Formation Initiale du Tube Neural
La Gouttière Neurale et sa Fermeture
Vers le 17ème jour après la fécondation, un sillon appelé gouttière neurale apparaît sur la face dorsale de la plaque embryonnaire. Ce sillon s'enfonce dans l'ectoblaste embryonnaire. Les bords du sillon se soudent ensuite, ce qui détermine la formation d'un tube. Ce tube neural primitif est initialement constitué de segments juxtaposés semblables, appelés neuromères. Chaque neuromère contient une cavité centrale : le canal de l'épendyme.
La paroi du tube neural est formée par la substance grise, répartie autour du canal de l'épendyme. L'extrémité antérieure du tube neural subit, au cours de son développement, 3 puis 5 dilatations, qui constitueront les différentes parties du tronc cérébral et du cerveau. Ultérieurement, un cloisonnement (septum) entraîne un dédoublement du télencéphale (5ème vésicule).
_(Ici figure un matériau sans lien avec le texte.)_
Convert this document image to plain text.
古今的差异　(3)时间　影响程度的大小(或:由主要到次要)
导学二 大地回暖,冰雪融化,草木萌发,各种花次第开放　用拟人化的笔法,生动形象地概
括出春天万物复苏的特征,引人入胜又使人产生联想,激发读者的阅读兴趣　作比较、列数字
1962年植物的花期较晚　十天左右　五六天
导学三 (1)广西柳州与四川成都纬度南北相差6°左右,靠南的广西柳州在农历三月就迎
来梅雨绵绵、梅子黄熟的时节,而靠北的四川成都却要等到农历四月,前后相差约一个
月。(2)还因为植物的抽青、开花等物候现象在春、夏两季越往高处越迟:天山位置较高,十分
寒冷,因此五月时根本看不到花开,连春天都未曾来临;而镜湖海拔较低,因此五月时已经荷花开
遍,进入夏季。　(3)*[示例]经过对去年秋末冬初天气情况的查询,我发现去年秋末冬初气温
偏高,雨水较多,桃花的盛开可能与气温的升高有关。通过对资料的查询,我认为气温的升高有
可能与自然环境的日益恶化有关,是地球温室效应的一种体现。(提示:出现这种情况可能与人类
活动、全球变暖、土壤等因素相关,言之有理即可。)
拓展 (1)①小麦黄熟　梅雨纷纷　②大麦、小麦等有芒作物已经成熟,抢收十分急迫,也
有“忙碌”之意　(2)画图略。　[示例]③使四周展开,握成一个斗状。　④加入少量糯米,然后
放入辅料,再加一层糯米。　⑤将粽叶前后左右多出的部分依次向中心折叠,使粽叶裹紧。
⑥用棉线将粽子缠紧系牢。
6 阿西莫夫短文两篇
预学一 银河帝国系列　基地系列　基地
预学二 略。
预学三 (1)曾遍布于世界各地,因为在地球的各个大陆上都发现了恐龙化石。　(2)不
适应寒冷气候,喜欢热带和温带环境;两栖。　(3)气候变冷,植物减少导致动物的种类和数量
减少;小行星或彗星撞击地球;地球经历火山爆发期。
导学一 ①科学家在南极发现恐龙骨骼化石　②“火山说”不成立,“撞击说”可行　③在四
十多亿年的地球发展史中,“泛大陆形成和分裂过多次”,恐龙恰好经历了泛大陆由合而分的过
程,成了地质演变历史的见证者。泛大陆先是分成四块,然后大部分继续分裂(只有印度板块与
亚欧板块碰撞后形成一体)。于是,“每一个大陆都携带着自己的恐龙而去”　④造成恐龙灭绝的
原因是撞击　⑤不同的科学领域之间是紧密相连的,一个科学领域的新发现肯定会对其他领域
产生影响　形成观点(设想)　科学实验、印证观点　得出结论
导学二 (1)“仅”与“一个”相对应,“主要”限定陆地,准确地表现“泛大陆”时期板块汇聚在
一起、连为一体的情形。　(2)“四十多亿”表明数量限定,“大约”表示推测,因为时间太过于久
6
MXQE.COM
La plaque neurale et la gouttière neurale apparaissent dès le 17ème jour de la vie intra-utérine. La fermeture de la gouttière neurale intervient au début du 21ème jour. La fermeture du neuropore antérieur (future lame terminale) se produit au 26ème jour et celle du neuropore postérieur au 28ème jour. Le stade à trois vésicules se situe au début du 25ème jour, tandis que le stade à cinq vésicules commence au 32ème jour. À deux mois et demi de la vie intra-utérine, les vésicules télencéphaliques recouvrent et encerclent complètement la vésicule diencéphalique.
Neurulation : Partition de l'Ectoderme
La neurulation est une étape du développement centrée sur l’ectoderme. Au cours de cette étape, l'ectoderme se sépare en différentes parties : une partie neurale, une partie épidermique et, chez les vertébrés, une partie intermédiaire entre les deux, appelée la bordure neurale.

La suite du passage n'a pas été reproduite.